Doch ist in der Wissenschaft Konsens ohne jede Bedeutung, da Wissenschaft keine demokratische Einrichtung ist, in der die Mehrheit Recht hat.
Dieses Bild bekommt mit ILLIG einen ersten Riss. ILLIG kam bei der Ausarbeitung seiner so genannten Phantomzeitthese letztendlich zu dem Schluss, dass es Karl den Großen und seine Zeit nie gegeben hat. Bis heute vertritt ILLIG seine These, die die Zeit von 614 bis 911 als Phantomzeit ansieht und ersatzlos streicht.
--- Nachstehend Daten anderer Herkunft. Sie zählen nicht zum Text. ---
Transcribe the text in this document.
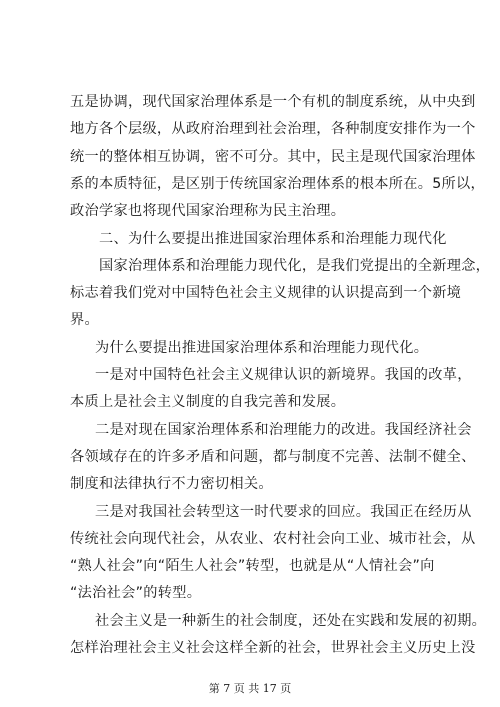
五是协调，现代国家治理体系是一个有机的制度系统，从中央到
地方各个层级，从政府治理到社会治理，各种制度安排作为一个
统一的整体相互协调，密不可分。其中，民主是现代国家治理体
系的本质特征，是区别于传统国家治理体系的根本所在。5所以，
政治学家也将现代国家治理称为民主治理。
二、为什么要提出推进国家治理体系和治理能力现代化
国家治理体系和治理能力现代化，是我们党提出的全新理念，
标志着我们党对中国特色社会主义规律的认识提高到一个新境
界。
为什么要提出推进国家治理体系和治理能力现代化。
一是对中国特色社会主义规律认识的新境界。我国的改革，
本质上是社会主义制度的自我完善和发展。
二是对现在国家治理体系和治理能力的改进。我国经济社会
各领域存在的许多矛盾和问题，都与制度不完善、法制不健全、
制度和法律执行不力密切相关。
三是对我国社会转型这一时代要求的回应。我国正在经历从
传统社会向现代社会，从农业、农村社会向工业、城市社会，从
“熟人社会”向“陌生人社会”转型，也就是从“人情社会”向
“法治社会”的转型。
社会主义是一种新生的社会制度，还处在实践和发展的初期。
怎样治理社会主义社会这样全新的社会，世界社会主义历史上没
第 7 页 共 17 页
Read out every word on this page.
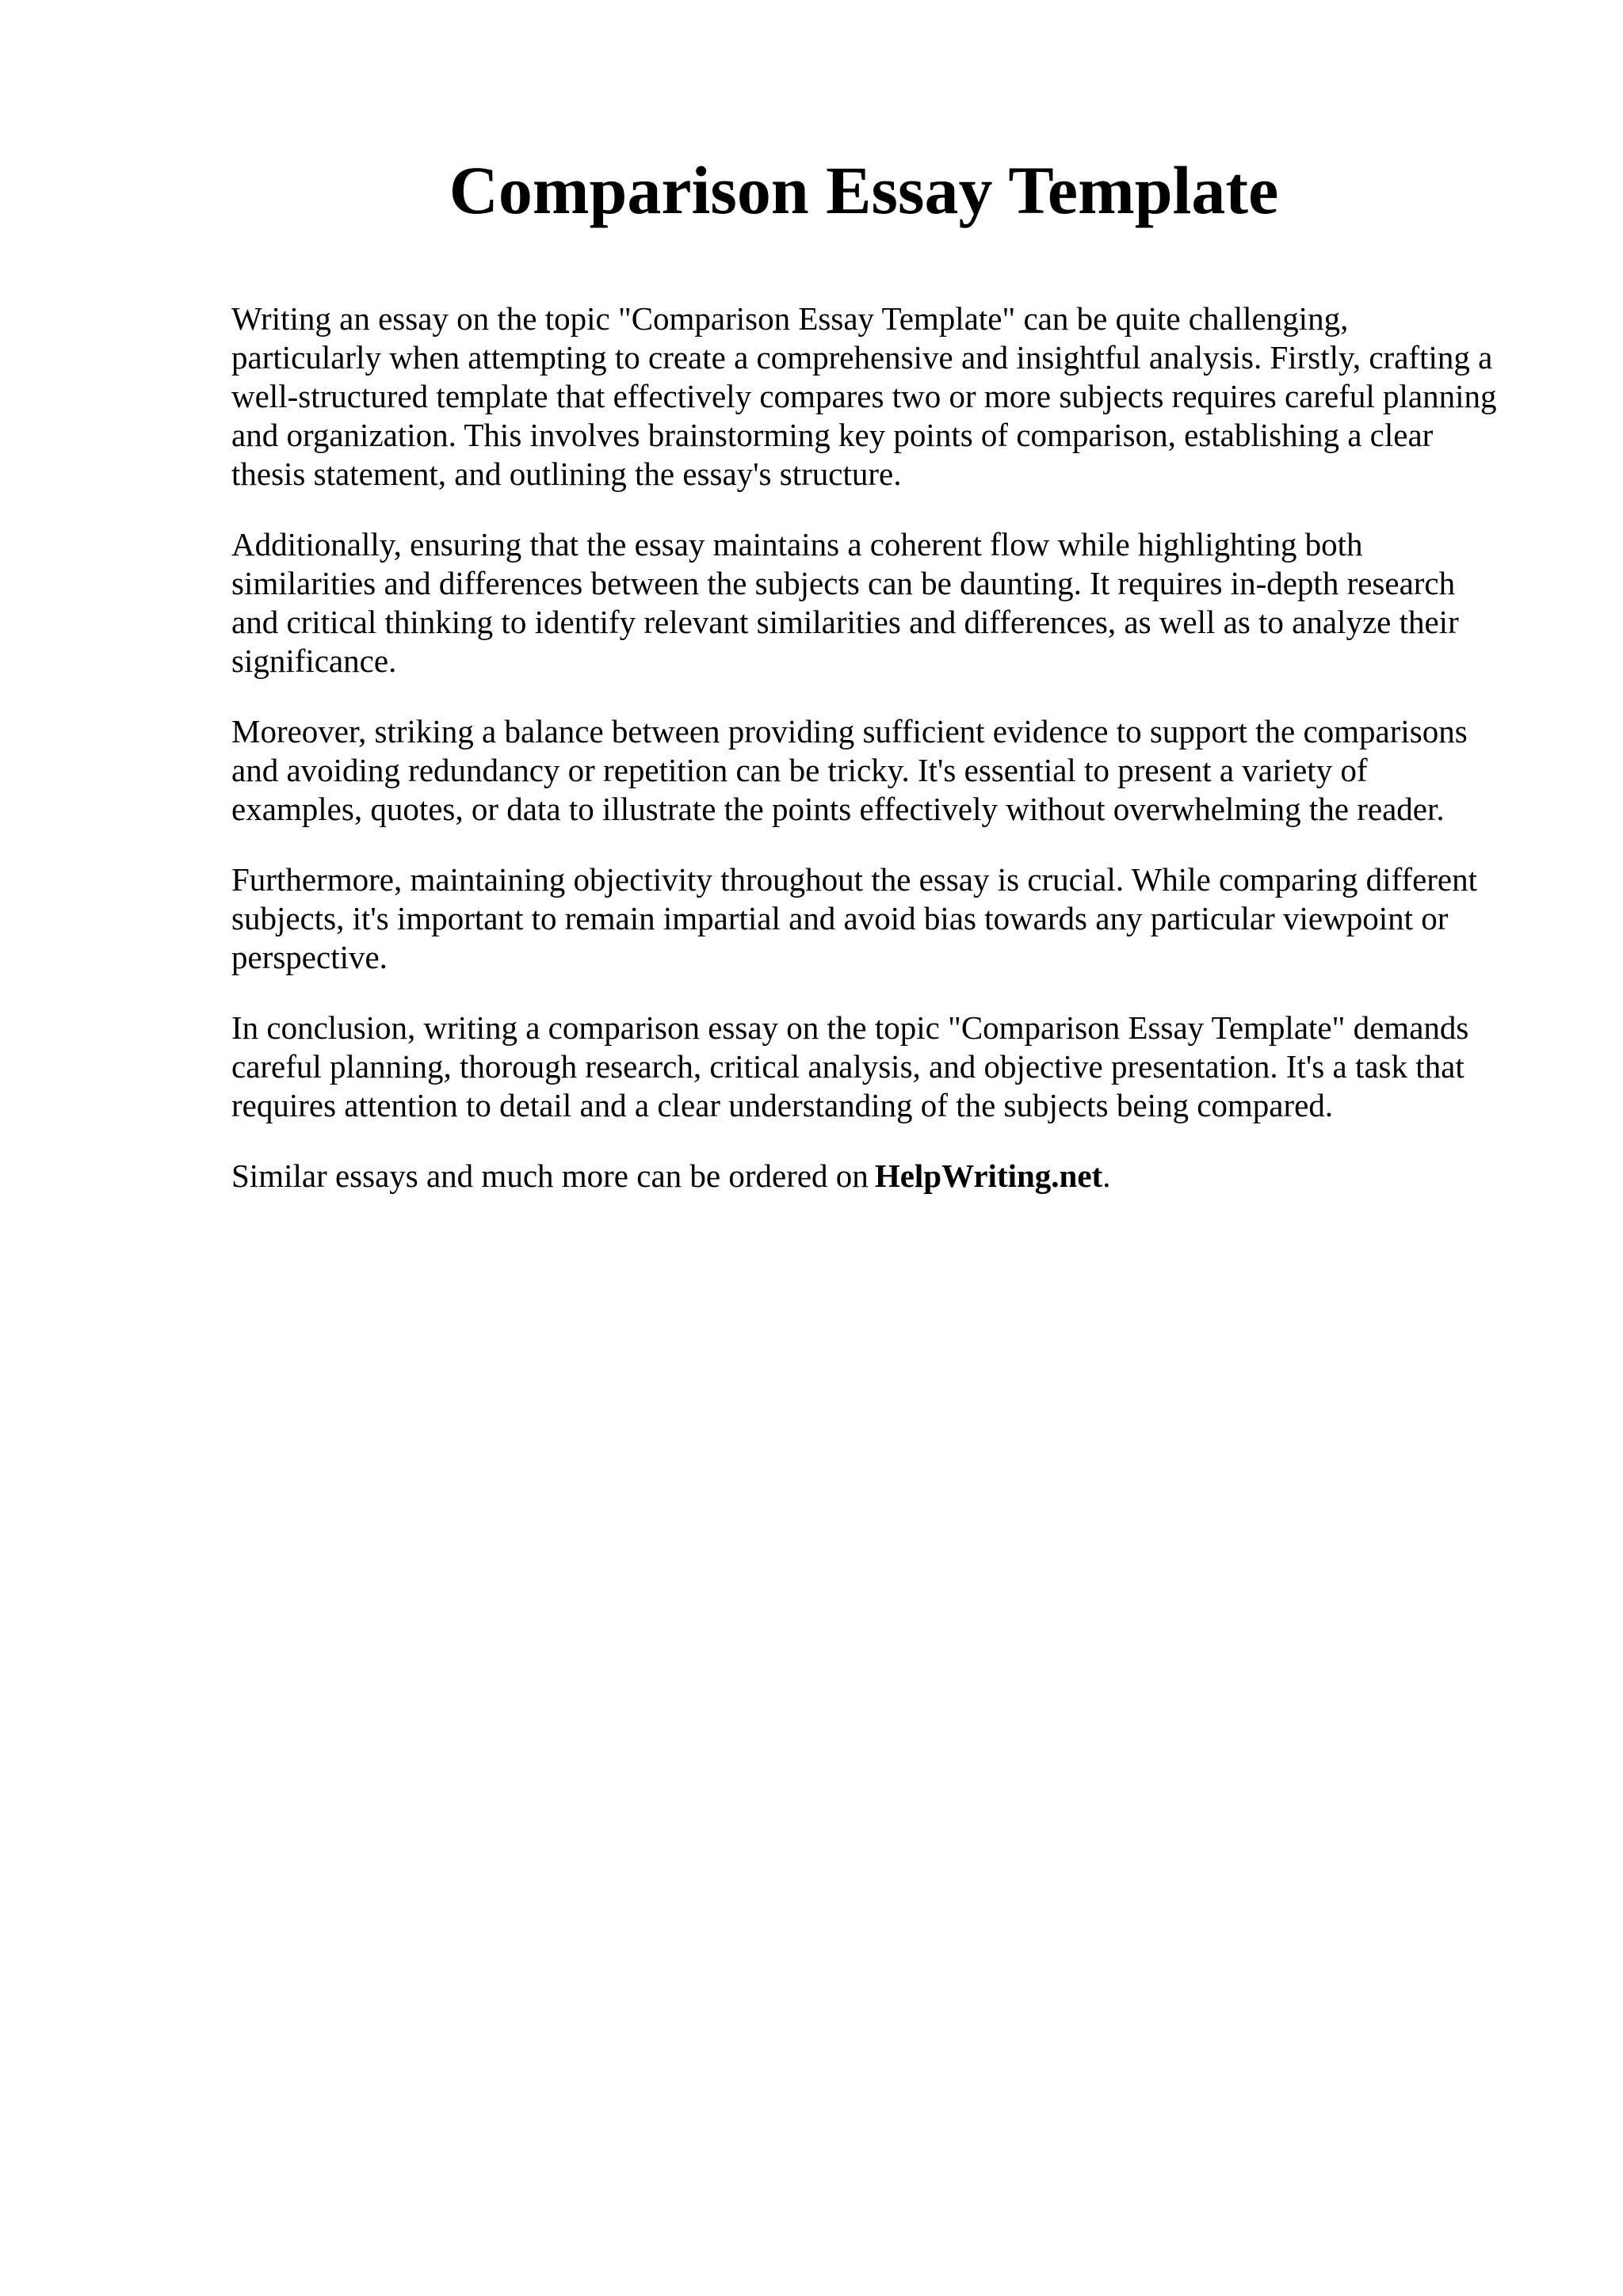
Comparison Essay Template

Writing an essay on the topic "Comparison Essay Template" can be quite challenging,
particularly when attempting to create a comprehensive and insightful analysis. Firstly, crafting a
well-structured template that effectively compares two or more subjects requires careful planning
and organization. This involves brainstorming key points of comparison, establishing a clear
thesis statement, and outlining the essay's structure.

Additionally, ensuring that the essay maintains a coherent flow while highlighting both
similarities and differences between the subjects can be daunting. It requires in-depth research
and critical thinking to identify relevant similarities and differences, as well as to analyze their
significance.

Moreover, striking a balance between providing sufficient evidence to support the comparisons
and avoiding redundancy or repetition can be tricky. It's essential to present a variety of
examples, quotes, or data to illustrate the points effectively without overwhelming the reader.

Furthermore, maintaining objectivity throughout the essay is crucial. While comparing different
subjects, it's important to remain impartial and avoid bias towards any particular viewpoint or
perspective.

In conclusion, writing a comparison essay on the topic "Comparison Essay Template" demands
careful planning, thorough research, critical analysis, and objective presentation. It's a task that
requires attention to detail and a clear understanding of the subjects being compared.

Similar essays and much more can be ordered on HelpWriting.net.
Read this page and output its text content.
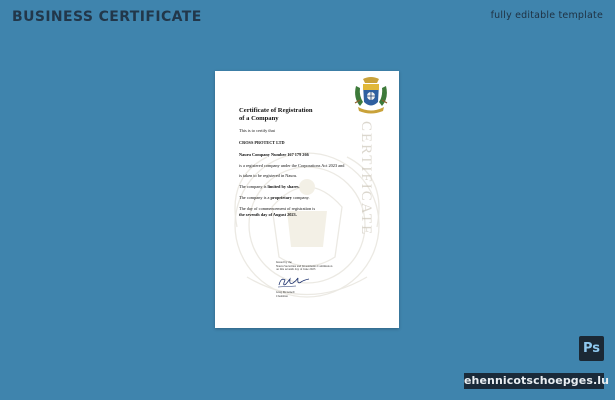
BUSINESS CERTIFICATE	fully editable template
CERTIFICATE
Certificate of Registration
of a Company
This is to certify that
CROSS PROTECT LTD
Nauru Company Number 167 179 266
is a registered company under the Corporations Act 2023 and
is taken to be registered in Nauru.
The company is limited by shares.
The company is a proprietary company.
The day of commencement of registration is
the seventh day of August 2023.
Issued by the
Nauru Securities and Investments Commission
on this seventh day of June 2023
Greg McArnell
Chairman
Ps
ehennicotschoepges.lu
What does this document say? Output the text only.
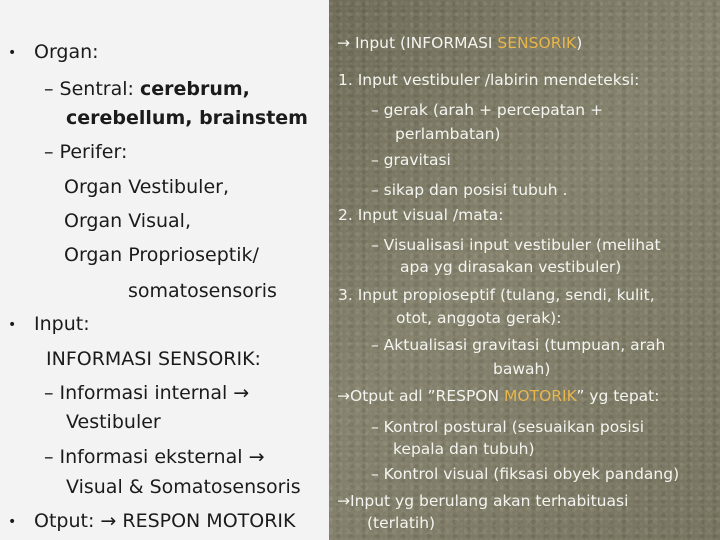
• Organ:
– Sentral: cerebrum,
cerebellum, brainstem
– Perifer:
Organ Vestibuler,
Organ Visual,
Organ Proprioseptik/
somatosensoris
• Input:
INFORMASI SENSORIK:
– Informasi internal →
Vestibuler
– Informasi eksternal →
Visual & Somatosensoris
• Otput: → RESPON MOTORIK
→ Input (INFORMASI SENSORIK)
1. Input vestibuler /labirin mendeteksi:
– gerak (arah + percepatan +
perlambatan)
– gravitasi
– sikap dan posisi tubuh .
2. Input visual /mata:
– Visualisasi input vestibuler (melihat
apa yg dirasakan vestibuler)
3. Input propioseptif (tulang, sendi, kulit,
otot, anggota gerak):
– Aktualisasi gravitasi (tumpuan, arah
bawah)
→Otput adl ”RESPON MOTORIK” yg tepat:
– Kontrol postural (sesuaikan posisi
kepala dan tubuh)
– Kontrol visual (fiksasi obyek pandang)
→Input yg berulang akan terhabituasi
(terlatih)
ILLIG streicht die Karolinger vor 911 komplett und belässt nur die westfränkischen Karolinger von 911 bis 987 in der Geschichte. Reale Bauten, die traditionell dieser Zeit zugeordnet werden, datiert er entweder vor 614 bzw. nach 911.
Es ist offensichtlich, dass die Architektur- und Kunstgeschichte der Geschichte folgt. Gibt es eine Geschichte, so weisen die Kunsthistoriker ihr auch eine Kunstgeschichte zu, auch wenn diese Zuweisung oft ziemlich problematisch ist.
Was passiert aber, wenn sich herausstellt, dass die Geschichte falsch ist? Ein genauerer Blick auf die Geschichte des frühen und hohen Mittelalters lohnt.
Wenn die Geschichte falsch ist?
ARNDT schreibt in seinem bemerkenswerten Buch Die wohlkonstruierte Geschichte
von der Fiktionalität eines wesentlichen Teils der Pippiniden- und Karolinger-Geschichten
[ARNDT 2015, 100]. Er sieht die Merowinger und die Karolinger nach derselben Schablone gestrickt
und betitelt seinen Abschnitt zur Karolingerzeit mit der Frage: Sind die Karolinger nur ein Double der Merowinger?
[ebd., 98]. Während die Herrscherliste der Merowinger zwar offensichtliche Manipulationen aufweist, jedoch zumindest bis 584 evtl. noch einschließlich Dagobert I. (605-639) einen realen Kern erkennen lässt, scheinen die Herrscherlisten der Karolinger und der ihnen folgenden Ottonen, Salier und Staufer im Wesentlichen frei konstruiert zu sein. ARNDT sieht von 768 bis 1493 ein geschlossenes System, das während der Herrschaft Karl V. (1520-1556) entworfen wurde, oder zumindest in wesentlichen Teilen erweitert wurde
[ebd., 71f].
Seit etwa 2013 wird die von Gunnar HEINSOHN erarbeitete These der radikalen Verkürzung der traditionellen Chronologie des ersten Jahrtausends auf ca. 300 Jahre in einem kleinen Kreis diskutiert.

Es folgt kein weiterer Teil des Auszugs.